After NASA’s marvelous achievement of sending humans to the moon for the very first time in 1969, NASA is now aiming to send the very first woman to the moon through its Artemis program.
NASA recently revealed a new rocket named the Space Launch System, entrusted with the responsibility of carrying the first woman to the moon at the beginning of the new decade. Almost 212 feet tall, the Space Launch System is the tallest of NASA rockets to be constructed with more than a thousand businesses taking part in the construction of the SLS. Not just the tallest, the Space Launch System is the most technologically sophisticated rocket built by NASA. The rocket is expected to play an instrumental role in future space endeavors.

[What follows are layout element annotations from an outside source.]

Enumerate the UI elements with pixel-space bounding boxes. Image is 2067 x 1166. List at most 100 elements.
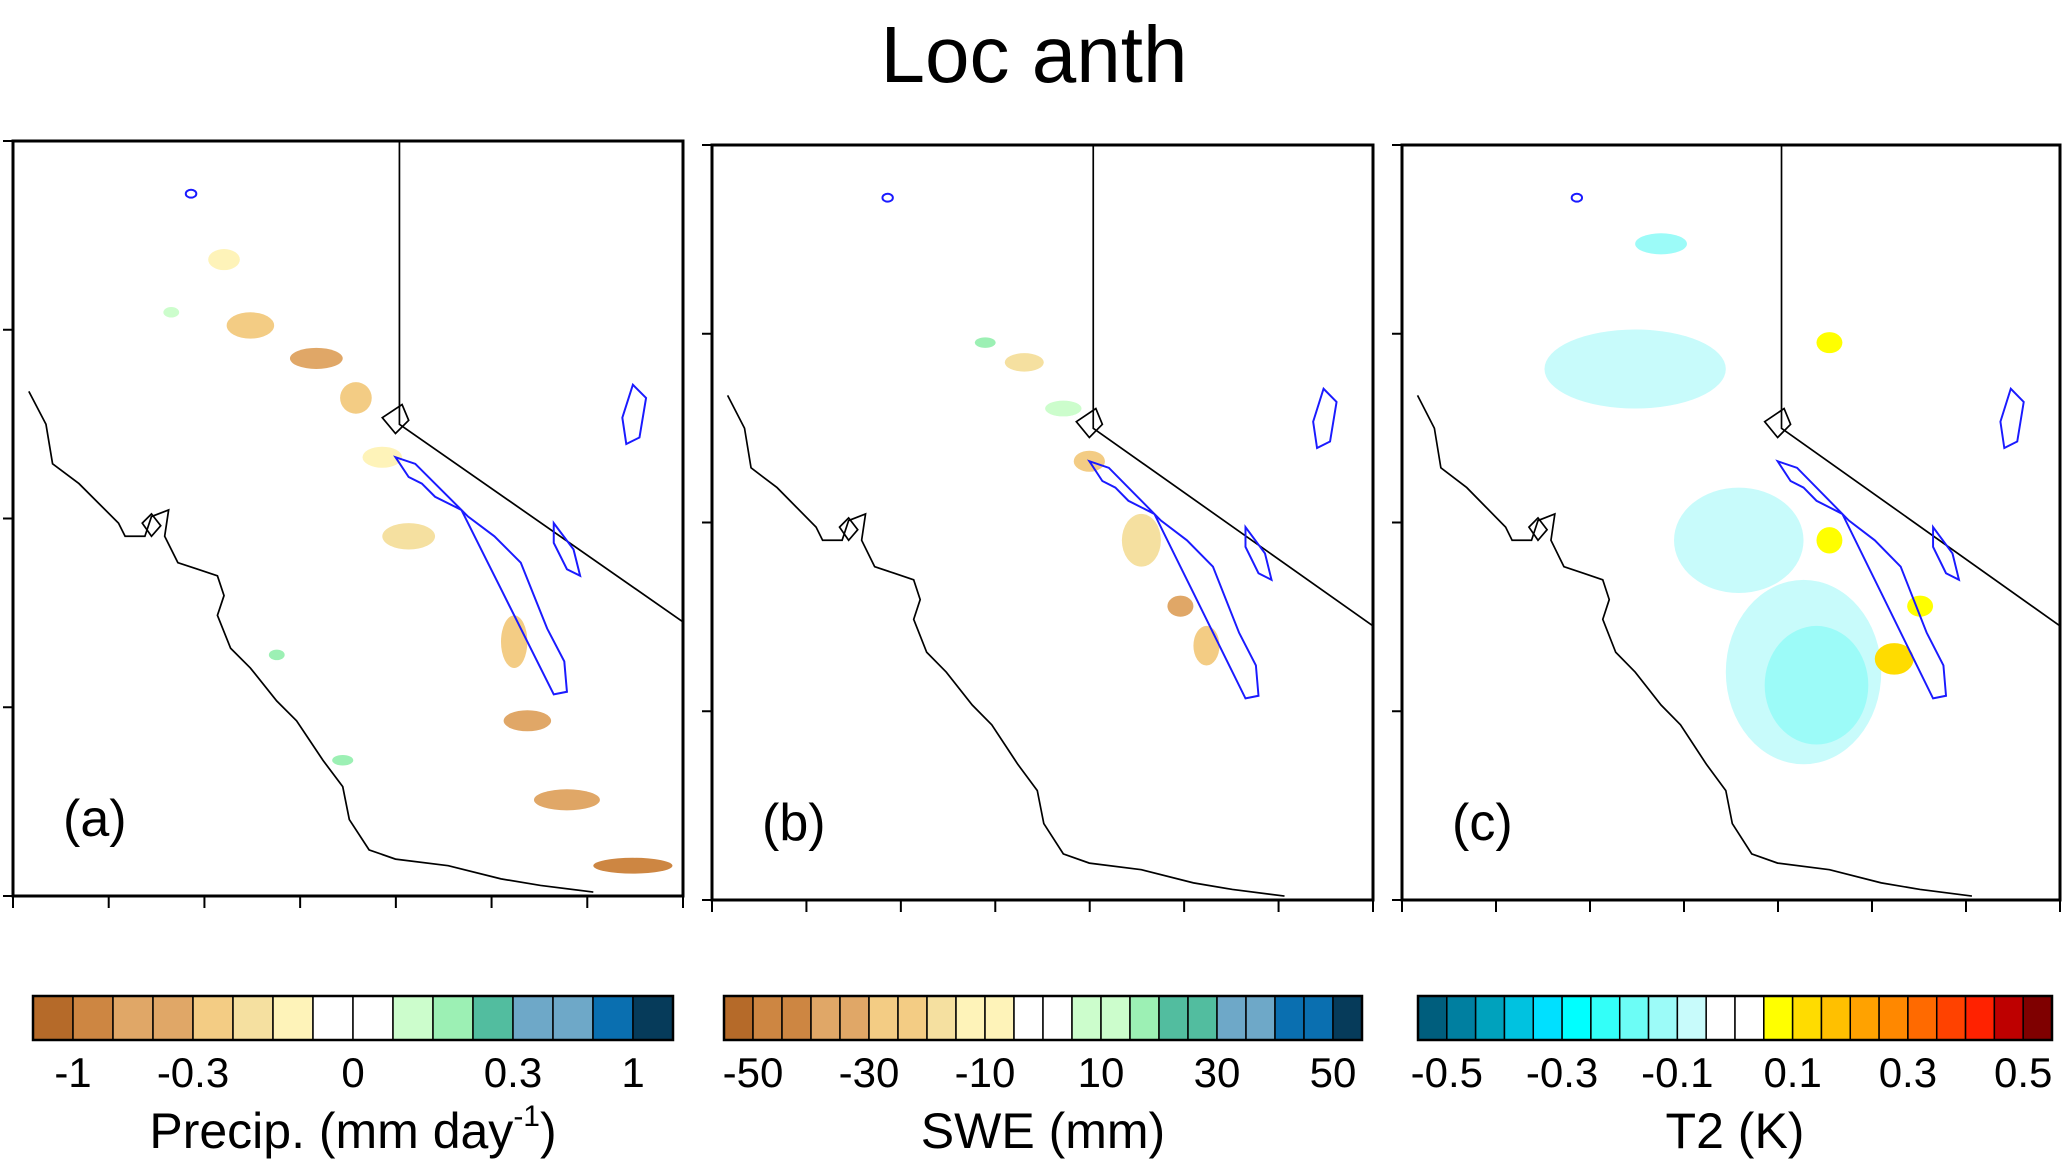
colorbar-box — [781, 995, 812, 1041]
colorbar-box — [723, 995, 754, 1041]
anomaly-region — [289, 347, 343, 369]
colorbar-tick-label: 50 — [1310, 1049, 1357, 1096]
anomaly-region — [1816, 332, 1843, 354]
colorbar-tick-label: -1 — [54, 1049, 91, 1096]
colorbar-box — [72, 995, 114, 1041]
anomaly-region — [1193, 625, 1220, 666]
colorbar-tick-label: -30 — [839, 1049, 900, 1096]
colorbar-tick-label: 10 — [1078, 1049, 1125, 1096]
anomaly-region — [533, 789, 600, 811]
colorbar-box — [272, 995, 314, 1041]
colorbar-box — [232, 995, 274, 1041]
colorbar-tick-label: 0.3 — [484, 1049, 542, 1096]
colorbar-box — [1734, 995, 1765, 1041]
colorbar-box — [1993, 995, 2024, 1041]
colorbar-box — [312, 995, 354, 1041]
colorbar-box — [1791, 995, 1823, 1041]
colorbar-box — [1849, 995, 1880, 1041]
colorbar-box — [1647, 995, 1679, 1041]
figure-title: Loc anth — [881, 10, 1188, 99]
colorbar-box — [1129, 995, 1160, 1041]
anomaly-region — [208, 249, 240, 271]
elevation-contour — [184, 188, 198, 199]
colorbar-box — [1532, 995, 1563, 1041]
panel-label: (c) — [1452, 794, 1513, 852]
colorbar-t2: -0.5 -0.3 -0.1 0.1 0.3 0.5 T2 (K) — [1411, 994, 2054, 1159]
colorbar-frame — [1416, 994, 2054, 1042]
colorbar-box — [512, 995, 554, 1041]
colorbar-box — [632, 995, 674, 1041]
colorbar-box — [1935, 995, 1967, 1041]
colorbar-box — [1417, 995, 1448, 1041]
anomaly-region — [1045, 400, 1082, 417]
anomaly-region — [362, 446, 403, 468]
colorbar-tick-label: -50 — [723, 1049, 784, 1096]
colorbar-box — [1216, 995, 1247, 1041]
anomaly-region — [1816, 527, 1843, 554]
elevation-contour — [881, 192, 894, 203]
colorbar-box — [1676, 995, 1707, 1041]
colorbar-tick-label: 1 — [621, 1049, 644, 1096]
anomaly-region — [593, 857, 673, 874]
colorbar-frame — [722, 994, 1364, 1042]
colorbar-box — [1561, 995, 1592, 1041]
anomaly-region — [268, 649, 285, 661]
colorbar-tick-label: -0.1 — [1641, 1049, 1713, 1096]
colorbar-box — [984, 995, 1015, 1041]
colorbar-box — [2022, 995, 2053, 1041]
anomaly-region — [1764, 625, 1869, 745]
colorbar-box — [152, 995, 194, 1041]
anomaly-region — [1004, 353, 1044, 372]
colorbar-box — [1071, 995, 1102, 1041]
colorbar-tick-label: 0.3 — [1879, 1049, 1937, 1096]
colorbar-box — [868, 995, 899, 1041]
anomaly-region — [974, 337, 996, 348]
colorbar-box — [1446, 995, 1477, 1041]
colorbar-tick-label: 0.5 — [1994, 1049, 2052, 1096]
colorbar-box — [1618, 995, 1650, 1041]
colorbar-box — [926, 995, 957, 1041]
lake-tahoe-outline — [381, 403, 410, 435]
elevation-contour — [1775, 386, 2025, 700]
anomaly-region — [340, 382, 372, 414]
colorbar-box — [1158, 995, 1189, 1041]
anomaly-region — [503, 710, 552, 732]
lake-outline — [141, 512, 162, 538]
colorbar-precip: -1 -0.3 0 0.3 1 Precip. (mm day-1) — [31, 994, 675, 1159]
colorbar-box — [1187, 995, 1218, 1041]
anomaly-region — [1544, 329, 1726, 409]
colorbar-title: SWE (mm) — [921, 1103, 1165, 1159]
colorbar-box — [955, 995, 986, 1041]
elevation-contour — [1086, 386, 1338, 700]
map-panel-b — [726, 145, 1374, 897]
anomaly-region — [332, 755, 354, 766]
state-border — [1780, 145, 2061, 627]
colorbar-box — [192, 995, 234, 1041]
lake-outline — [1527, 516, 1549, 542]
anomaly-region — [382, 523, 436, 550]
colorbar-frame — [31, 994, 675, 1042]
elevation-contour — [393, 382, 648, 696]
colorbar-box — [352, 995, 394, 1041]
lake-outline — [838, 516, 859, 542]
coastline — [1416, 394, 1973, 897]
panel-label: (a) — [63, 790, 127, 848]
colorbar-tick-label: 30 — [1194, 1049, 1241, 1096]
colorbar-box — [810, 995, 841, 1041]
colorbar-tick-label: -10 — [955, 1049, 1016, 1096]
colorbar-box — [752, 995, 783, 1041]
map-panel-a — [28, 141, 684, 893]
colorbar-box — [1878, 995, 1909, 1041]
colorbar-box — [1907, 995, 1938, 1041]
colorbar-box — [1245, 995, 1276, 1041]
colorbar-box — [1013, 995, 1044, 1041]
colorbar-box — [472, 995, 514, 1041]
colorbar-swe: -50 -30 -10 10 30 50 SWE (mm) — [722, 994, 1364, 1159]
coastline — [726, 394, 1285, 897]
colorbar-box — [839, 995, 870, 1041]
colorbar-box — [552, 995, 594, 1041]
colorbar-tick-label: 0 — [341, 1049, 364, 1096]
colorbar-box — [432, 995, 474, 1041]
elevation-contour — [1570, 192, 1584, 203]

Before being publicly revealed, the Space Launch System had been tested for its reaction to compression, tension, and integrity. SLS behaved accordingly to the engineers’ expectations so will now be launched on an unmanned mission to the moon in 2020 which, if proven successful, could open new doors for NASA to explore our vast solar system with the next destination being Mars.
Of course, exiting the Earth’s atmosphere and escaping into the vast universe is no easy job. For a rocket to overcome such a strong gravitational force, it requires an extremely powerful thrust and that is exactly what the engineers at NASA had in mind when designing the Space Launch System. While taking off Space Launch Rocket is capable of producing an unbelievable 8.8 million pounds of thrust. To imagine such a figure is mind-boggling let alone building a machine capable of doing it. If you think that wasn’t “jaw-dropping” enough, the Space Launch System is capable of achieving a record speed of Mach 23 or more than 17,000 miles per hour before separating from the crew capsule. For a rocket the size of a 20 story building, exiting earth at a rate of 17,000 miles per hour is simply a scientific marvel.
According to the NASA officials, The Space Launch System is capable of scientific feats.
“Missions to the Moon are about 1,000 times farther from Earth than missions to the International Space Station, requiring systems that can reliably operate far from home, support the needs of human life, and still be light enough to launch”
Moreover, According to NASA:
“These technologies will become increasingly more important for the 34 million mile trip to Mars.”
With billions of dollars spent on the construction and testing of NASA’s most powerful rocket the discovery of other distant planets including Mars may be another step closer.